LAS VEGAS -- Sony Pictures Chairman Tom Rothman briefly touched on the hack and “The Interview” movie controversy that surrounded the studio in 2014, during an appearance at CinemaCon Wednesday evening. While he did not directly mention either incident, he did take a moment to share the studio’s plans to grow following the controversies.

“I feel greatly privileged to have joined Sony Pictures,” Rothman, who teamed up with the company in February, told the audience of exhibitors in Caesars Palace. “Together, we have been through a challenging time,” he said. Despite facing hardships, Rothman says the company is now on the up-and-up. 

“We have more than survived, we have thrived,” he said, stating that the studio remains “unbroken” and will be “pushing to new heights” in the year to come. 

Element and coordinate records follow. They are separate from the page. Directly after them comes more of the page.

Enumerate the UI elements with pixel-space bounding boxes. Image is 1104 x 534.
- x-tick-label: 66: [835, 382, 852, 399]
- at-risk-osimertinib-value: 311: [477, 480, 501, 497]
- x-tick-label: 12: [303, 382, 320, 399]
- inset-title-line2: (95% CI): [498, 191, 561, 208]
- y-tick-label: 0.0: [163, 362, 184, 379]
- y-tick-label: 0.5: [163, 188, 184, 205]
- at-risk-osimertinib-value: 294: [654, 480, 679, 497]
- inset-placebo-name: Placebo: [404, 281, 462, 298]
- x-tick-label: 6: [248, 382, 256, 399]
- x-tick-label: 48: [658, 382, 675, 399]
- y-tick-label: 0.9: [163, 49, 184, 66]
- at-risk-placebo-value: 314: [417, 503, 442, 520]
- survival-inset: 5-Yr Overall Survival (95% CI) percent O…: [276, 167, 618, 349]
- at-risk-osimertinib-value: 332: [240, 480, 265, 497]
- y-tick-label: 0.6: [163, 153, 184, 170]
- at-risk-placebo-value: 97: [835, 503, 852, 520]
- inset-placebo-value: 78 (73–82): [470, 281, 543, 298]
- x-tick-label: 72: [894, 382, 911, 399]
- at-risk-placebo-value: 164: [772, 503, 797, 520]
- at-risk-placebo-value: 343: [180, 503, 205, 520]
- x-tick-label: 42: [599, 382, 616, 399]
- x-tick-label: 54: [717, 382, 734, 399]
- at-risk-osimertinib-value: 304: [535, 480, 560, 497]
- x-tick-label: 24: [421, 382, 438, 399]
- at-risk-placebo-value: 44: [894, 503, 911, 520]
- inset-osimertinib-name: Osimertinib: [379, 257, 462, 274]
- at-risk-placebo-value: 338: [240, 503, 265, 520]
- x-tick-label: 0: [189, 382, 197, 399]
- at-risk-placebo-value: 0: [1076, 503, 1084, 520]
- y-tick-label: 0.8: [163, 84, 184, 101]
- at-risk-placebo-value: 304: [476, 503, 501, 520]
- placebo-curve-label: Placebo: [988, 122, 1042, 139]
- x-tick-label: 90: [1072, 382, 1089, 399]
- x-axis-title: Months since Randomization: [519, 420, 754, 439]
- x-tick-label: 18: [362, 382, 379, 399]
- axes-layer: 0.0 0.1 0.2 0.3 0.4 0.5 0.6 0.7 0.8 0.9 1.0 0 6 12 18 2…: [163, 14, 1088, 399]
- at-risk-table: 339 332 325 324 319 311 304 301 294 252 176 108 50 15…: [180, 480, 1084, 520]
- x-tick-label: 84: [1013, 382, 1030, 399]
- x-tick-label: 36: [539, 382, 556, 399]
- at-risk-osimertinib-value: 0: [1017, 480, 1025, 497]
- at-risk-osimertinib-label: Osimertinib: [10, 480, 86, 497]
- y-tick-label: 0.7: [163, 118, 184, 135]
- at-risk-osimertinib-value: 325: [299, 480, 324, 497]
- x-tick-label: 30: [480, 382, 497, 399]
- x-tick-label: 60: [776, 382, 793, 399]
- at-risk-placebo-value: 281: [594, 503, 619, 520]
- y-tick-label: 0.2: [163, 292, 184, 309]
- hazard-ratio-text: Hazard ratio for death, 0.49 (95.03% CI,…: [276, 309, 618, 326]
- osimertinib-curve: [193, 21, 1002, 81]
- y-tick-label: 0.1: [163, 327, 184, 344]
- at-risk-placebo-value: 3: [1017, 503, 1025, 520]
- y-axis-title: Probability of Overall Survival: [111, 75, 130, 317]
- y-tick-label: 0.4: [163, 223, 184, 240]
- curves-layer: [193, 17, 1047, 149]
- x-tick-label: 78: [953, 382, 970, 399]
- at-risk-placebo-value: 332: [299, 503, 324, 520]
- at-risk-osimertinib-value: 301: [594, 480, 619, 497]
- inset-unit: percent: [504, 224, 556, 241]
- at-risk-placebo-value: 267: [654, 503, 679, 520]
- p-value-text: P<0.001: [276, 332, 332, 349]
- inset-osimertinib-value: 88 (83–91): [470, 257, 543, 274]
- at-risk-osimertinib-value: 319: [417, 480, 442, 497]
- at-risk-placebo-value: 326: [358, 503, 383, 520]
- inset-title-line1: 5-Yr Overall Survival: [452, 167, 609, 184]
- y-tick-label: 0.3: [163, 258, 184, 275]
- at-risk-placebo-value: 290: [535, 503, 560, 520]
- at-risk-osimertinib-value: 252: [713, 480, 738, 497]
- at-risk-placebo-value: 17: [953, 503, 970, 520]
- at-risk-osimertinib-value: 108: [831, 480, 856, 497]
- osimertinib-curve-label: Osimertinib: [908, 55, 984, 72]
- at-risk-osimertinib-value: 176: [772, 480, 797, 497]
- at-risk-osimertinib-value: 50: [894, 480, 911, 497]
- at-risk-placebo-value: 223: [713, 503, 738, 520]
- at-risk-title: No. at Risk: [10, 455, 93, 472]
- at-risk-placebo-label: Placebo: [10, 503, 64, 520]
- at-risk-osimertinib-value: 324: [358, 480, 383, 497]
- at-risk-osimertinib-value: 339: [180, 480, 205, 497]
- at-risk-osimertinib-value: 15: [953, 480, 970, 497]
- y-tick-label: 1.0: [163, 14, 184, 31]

Rothman also took a moment to honor the studio’s former co-chairman, Amy Pascal, whose controversial emails were released as a result of the Sony hack. Rothman called Pascal, who stepped down in February, one of the studio’s “most valuable producers.”

In an attempt to mend the studio's potentially affected customers following the pull and eventual digital release of the comedy feature, "The Interview," Rothman offered his apologies to exhibitors. “We’re grateful,” he said, and thanked everyone for “sticking” with Sony under last year’s “unique and different circumstances.” 

Sony Pictures' president of worldwide distribution, Rory Bruer, who served as presentation host, also briefly touched on the controversies during his opening speech. “There were a few stories written about us this year,” he joked, saying he has plans to “embellish” the tales for his grandchildren.

With what is hopefully the worst behind them, Rothman said he is now focused on bringing new content to the forefront. “I believe in rich, diverse slates with films appealing to a wide range of audiences,” he said. “You see the diversity and the richness that’s coming,” he added, referencing the dozens of films featured in the studio’s 2015 slate presentation, such as Christopher Columbus’s “Pixels,” the female reboot of “Ghostbusters" and the new James Bond adventure “Spectre."